And as I was about to turn 15, I suddenly, one day totally out of the blue, found a video on youtube on rhythmic gymnastics and I was hooked! In a second I was already searching for places close to my home that I could attend gymnastics classes. The truth is it didn't really start very well, since the first place I tried I was rejected for being too old - yup...I was 15 and someone called me old! -, and I'll tell you this: best thing that ever happened to me! If they hadn't reject me, I wouldn't have ended up where I did, the place where I spent 7 years of my life - and the best ones so far - and I wouldn't have met the girls who are now my bestfriends and who I'll love forever because I know I can always count on them
This was the moment I actually, for the first time, committed to something and I loved it. I would get home everyday after school or practice and I would do more and more gymnastics all over the place. And after a small disappointment of not getting into group competition, I worked my butt off during the summer and was called to enter it after the first practice in September. So, first thing gymnastics taught t me was preserverence, not giving up on what you really want just because you didn't get it the first time or because it is going to be a little harder than you first thought. And boy, was that summer of hard work worth it, because after all, I got to where I wanted to be all along, and here was where I met my crazy second family,one I got to grow up with them for years, and one that has always, always been by my side.
Here I've learned about fighting for your dreams, I've learned about conquer and failure and dealing with it, about not giving up ever, I've learned about committing to something, about working as a team and helping others, I've learned that my actions affect others besides me, I've learned that sometimes no matter how hard you work life will kick you in the butt and it's not fair - but that's the way things go. I've learned about love and how you should never let anyone tell you what you should or can do - because you're the only one that can get there, it's your life and not theirs, and you should always, always follow your heart and do what you love and what makes you happy, even if others don't understand and don't support you -,and I've learned about real friendship and how it's the most precious thing there is and now I can say I have the ability to see who are the real ones and the ones that will be in my life for just a short period of time.
I've also learned to deal with pain, physical pain, and to not be a crying baby all the time for the smallest things, because from gymnastics I felt the pain of pushing your body's boundaries, of real pain of feeling like you just can't take it anymore when your body seems to have given up, and the act of getting up again and again, even feeling like I couldn't, made me stronger.
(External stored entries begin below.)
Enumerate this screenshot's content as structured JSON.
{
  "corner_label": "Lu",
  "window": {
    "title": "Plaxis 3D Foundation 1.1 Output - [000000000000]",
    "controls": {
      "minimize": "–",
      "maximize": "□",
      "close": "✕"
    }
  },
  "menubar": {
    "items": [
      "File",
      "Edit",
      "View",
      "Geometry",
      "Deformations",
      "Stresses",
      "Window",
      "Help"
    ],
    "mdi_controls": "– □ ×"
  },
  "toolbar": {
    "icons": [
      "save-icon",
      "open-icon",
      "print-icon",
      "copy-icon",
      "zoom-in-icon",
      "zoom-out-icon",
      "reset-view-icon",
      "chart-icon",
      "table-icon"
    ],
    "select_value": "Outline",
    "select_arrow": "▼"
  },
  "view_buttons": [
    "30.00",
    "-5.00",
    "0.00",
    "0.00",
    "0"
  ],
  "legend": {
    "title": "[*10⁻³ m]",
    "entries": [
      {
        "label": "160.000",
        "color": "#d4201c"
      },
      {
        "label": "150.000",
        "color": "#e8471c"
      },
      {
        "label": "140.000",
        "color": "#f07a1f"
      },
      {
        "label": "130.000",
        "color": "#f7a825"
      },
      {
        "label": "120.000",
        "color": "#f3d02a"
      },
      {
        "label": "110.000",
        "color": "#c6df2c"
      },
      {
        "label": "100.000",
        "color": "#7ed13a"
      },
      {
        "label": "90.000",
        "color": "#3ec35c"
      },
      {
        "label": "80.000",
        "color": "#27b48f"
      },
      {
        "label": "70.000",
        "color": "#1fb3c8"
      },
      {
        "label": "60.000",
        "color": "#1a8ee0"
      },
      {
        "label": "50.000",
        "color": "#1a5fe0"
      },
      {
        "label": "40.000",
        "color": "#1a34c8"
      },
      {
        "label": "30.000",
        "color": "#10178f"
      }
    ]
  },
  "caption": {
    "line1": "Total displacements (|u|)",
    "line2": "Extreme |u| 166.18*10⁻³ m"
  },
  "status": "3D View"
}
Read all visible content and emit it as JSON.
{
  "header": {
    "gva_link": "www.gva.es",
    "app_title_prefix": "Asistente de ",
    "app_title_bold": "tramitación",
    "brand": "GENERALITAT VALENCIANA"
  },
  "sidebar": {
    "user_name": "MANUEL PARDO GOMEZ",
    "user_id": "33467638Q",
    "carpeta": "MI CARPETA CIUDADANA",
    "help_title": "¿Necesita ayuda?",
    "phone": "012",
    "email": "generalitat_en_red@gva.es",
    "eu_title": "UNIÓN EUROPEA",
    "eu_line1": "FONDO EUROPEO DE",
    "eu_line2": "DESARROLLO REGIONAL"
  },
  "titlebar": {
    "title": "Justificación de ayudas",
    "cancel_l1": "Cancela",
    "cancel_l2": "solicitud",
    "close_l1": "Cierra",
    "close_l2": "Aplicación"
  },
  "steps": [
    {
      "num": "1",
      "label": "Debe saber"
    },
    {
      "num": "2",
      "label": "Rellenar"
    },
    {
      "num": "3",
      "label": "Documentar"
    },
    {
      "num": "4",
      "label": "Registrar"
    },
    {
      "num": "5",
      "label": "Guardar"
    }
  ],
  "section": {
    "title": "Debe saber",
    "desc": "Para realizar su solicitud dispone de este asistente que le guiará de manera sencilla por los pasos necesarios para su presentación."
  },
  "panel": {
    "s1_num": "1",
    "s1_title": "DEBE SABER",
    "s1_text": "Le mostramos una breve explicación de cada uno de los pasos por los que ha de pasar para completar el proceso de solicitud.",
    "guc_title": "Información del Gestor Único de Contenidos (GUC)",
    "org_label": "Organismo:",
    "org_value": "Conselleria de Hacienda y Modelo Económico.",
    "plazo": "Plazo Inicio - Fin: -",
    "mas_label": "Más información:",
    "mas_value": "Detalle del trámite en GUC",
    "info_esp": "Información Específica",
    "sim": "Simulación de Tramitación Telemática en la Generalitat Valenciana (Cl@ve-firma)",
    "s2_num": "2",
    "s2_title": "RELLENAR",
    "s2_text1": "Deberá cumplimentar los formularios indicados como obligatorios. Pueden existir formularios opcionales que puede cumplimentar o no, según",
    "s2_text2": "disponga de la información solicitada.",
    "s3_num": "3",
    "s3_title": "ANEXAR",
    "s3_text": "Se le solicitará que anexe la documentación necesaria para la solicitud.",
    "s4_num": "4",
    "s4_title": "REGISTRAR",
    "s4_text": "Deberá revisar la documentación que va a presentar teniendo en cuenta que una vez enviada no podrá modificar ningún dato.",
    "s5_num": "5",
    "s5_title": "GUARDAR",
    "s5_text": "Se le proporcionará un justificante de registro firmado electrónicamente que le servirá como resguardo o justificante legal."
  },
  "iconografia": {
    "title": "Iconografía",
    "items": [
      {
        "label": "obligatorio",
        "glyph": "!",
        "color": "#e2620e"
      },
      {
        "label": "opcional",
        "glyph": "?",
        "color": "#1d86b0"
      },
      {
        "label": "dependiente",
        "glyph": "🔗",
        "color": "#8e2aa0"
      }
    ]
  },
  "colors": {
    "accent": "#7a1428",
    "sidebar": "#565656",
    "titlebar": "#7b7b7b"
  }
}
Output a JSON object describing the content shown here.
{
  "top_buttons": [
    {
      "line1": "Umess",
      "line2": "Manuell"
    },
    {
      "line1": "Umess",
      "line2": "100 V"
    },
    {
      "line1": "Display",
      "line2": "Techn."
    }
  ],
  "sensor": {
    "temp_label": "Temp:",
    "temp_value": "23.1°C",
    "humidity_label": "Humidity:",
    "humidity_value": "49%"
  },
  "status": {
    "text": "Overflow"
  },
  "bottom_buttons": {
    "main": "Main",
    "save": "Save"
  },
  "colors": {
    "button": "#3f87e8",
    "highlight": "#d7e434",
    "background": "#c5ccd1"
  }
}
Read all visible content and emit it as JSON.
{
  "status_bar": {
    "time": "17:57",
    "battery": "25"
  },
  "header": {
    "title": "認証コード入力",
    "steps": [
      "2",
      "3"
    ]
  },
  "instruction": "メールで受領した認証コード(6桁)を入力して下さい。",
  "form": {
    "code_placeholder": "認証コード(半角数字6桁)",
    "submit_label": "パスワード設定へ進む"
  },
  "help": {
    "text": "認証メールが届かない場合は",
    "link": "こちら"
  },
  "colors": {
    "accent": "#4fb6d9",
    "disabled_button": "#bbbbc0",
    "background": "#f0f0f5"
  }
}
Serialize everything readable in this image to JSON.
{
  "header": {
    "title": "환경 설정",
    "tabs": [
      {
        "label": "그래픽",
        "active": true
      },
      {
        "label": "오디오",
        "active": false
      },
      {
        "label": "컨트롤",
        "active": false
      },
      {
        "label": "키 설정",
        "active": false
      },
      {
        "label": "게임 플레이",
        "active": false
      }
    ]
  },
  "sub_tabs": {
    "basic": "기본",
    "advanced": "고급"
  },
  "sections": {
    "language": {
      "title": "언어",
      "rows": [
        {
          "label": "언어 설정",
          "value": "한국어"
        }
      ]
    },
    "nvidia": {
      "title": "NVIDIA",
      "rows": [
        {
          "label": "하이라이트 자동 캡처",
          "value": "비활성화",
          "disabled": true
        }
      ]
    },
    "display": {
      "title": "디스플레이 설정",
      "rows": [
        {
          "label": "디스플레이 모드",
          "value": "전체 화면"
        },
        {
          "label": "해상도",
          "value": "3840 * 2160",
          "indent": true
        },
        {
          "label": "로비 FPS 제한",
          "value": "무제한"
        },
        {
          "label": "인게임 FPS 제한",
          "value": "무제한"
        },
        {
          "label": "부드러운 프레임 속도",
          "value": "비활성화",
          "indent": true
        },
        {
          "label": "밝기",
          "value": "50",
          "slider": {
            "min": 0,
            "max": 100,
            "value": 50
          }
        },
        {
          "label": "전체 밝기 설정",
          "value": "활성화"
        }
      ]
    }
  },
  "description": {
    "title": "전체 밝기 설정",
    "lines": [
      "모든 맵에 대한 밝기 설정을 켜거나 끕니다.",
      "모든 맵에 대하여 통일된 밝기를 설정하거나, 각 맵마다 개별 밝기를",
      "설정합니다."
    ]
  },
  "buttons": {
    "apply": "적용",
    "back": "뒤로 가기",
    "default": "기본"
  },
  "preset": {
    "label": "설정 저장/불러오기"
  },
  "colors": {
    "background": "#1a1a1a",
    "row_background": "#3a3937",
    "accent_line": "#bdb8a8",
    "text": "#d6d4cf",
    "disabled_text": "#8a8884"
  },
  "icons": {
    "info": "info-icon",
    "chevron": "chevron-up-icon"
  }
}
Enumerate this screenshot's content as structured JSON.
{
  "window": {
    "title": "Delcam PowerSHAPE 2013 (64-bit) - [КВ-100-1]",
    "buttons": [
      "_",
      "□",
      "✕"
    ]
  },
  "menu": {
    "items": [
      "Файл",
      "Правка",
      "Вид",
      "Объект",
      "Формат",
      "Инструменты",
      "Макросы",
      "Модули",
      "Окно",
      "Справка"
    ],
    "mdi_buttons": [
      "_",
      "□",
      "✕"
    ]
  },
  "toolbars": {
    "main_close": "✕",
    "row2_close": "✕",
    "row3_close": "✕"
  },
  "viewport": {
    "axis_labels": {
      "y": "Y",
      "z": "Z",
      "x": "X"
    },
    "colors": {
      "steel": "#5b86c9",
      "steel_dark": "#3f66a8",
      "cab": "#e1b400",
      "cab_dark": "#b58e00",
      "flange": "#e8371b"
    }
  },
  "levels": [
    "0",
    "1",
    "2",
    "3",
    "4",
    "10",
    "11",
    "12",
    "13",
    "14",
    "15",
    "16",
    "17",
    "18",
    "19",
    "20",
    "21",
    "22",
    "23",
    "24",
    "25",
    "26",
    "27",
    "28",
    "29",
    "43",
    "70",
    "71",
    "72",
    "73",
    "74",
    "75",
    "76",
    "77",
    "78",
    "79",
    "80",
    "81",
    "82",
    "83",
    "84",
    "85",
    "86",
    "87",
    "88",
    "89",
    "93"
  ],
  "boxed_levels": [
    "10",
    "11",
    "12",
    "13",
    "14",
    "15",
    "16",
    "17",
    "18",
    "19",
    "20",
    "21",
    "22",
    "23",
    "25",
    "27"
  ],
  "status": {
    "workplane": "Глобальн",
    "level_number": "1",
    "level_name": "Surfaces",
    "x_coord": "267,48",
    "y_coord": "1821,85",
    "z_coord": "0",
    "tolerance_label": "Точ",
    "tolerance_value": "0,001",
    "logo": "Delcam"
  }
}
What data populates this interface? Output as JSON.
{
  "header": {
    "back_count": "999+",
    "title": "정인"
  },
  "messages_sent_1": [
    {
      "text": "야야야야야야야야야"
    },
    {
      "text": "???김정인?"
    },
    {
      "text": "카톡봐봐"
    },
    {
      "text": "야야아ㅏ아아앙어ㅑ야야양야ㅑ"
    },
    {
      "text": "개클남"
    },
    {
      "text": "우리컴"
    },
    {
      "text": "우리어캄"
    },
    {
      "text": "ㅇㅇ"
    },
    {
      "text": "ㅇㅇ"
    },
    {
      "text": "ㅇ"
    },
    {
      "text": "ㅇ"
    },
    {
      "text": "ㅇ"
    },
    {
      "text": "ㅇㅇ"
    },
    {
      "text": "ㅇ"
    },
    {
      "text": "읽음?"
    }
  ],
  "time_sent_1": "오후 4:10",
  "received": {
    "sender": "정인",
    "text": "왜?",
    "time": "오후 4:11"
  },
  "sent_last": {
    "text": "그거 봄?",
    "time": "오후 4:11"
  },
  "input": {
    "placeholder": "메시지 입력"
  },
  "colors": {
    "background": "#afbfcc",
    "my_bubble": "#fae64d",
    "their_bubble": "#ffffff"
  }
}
I don't think I'd know so much about pain and how strong I can be if I hadn't found gymnastics.
I've learned how to be independent from having to catch very late public transports in order to go to and from practice or competitions and fighting back fear of things like being alone.
Working with the same group of people almost everyday for 7 years brought me confidence to be myself, to not be scared of being a little weirdo and feel loved for just being me. It made me feel special, it made me feel different because at school I've always felt like and outsider and I never really connected with my colleagues, because their priorities were boys and clothes and mine was practice and winning first place at the competition. The fact that I met people who were weird like me, crazy really, made me feel at home, and I didn't care if I had nothing to talk about with the girls from my high school or if I said no all the time to their nightouts, I knew I was happy with my goals and I could care less about their dinners and parties.
I've learned to respecting schedules, to waking up really early because I had to, and I learned respect to others, I've learned how to listen instead of just talking, and I've learned that you're never too old to follow your dream and do what you love (honestly, I saw 70 year-old women at these gymnastics events, who loved it so much they never stopped doing it! Talk about inspiration) and mostly, I've learned what being happy looks like. You know that thing everybody likes to say that school years are the best years of our life and one day we'll miss school? Well, I'd say that but about gymnastics, because now, after 2 years, I can see that I really had it all, I was happy like never before and those were the best years of my life (so far at least).
Last, but not least, I've learned about comfort and the lack of it and being ok with this. Sleeping on the floor hurts your back, getting up early makes you cranky, practicing for 3 hours makes your knees hurt like hell, having to eat what's in front of you or starve sucks and can make you cry for good food, carrying a heavy bag will annoy you, loosing stuff on the way is just part of life, wearing stupid outfits also sucks but you'll get over it eventually (but there'll always be pictures to hunt you!!), spending hours on public transports is just something you'll have to get used to and growing up and being responsible will eventually have to happen and you'll be the one calling the shots from then on!
And here it is, how one simple sport and a sudden decision totally changed my life and got me where I am today.
Do you have anything in your life than changed your path or who you are today? Tell me all about it!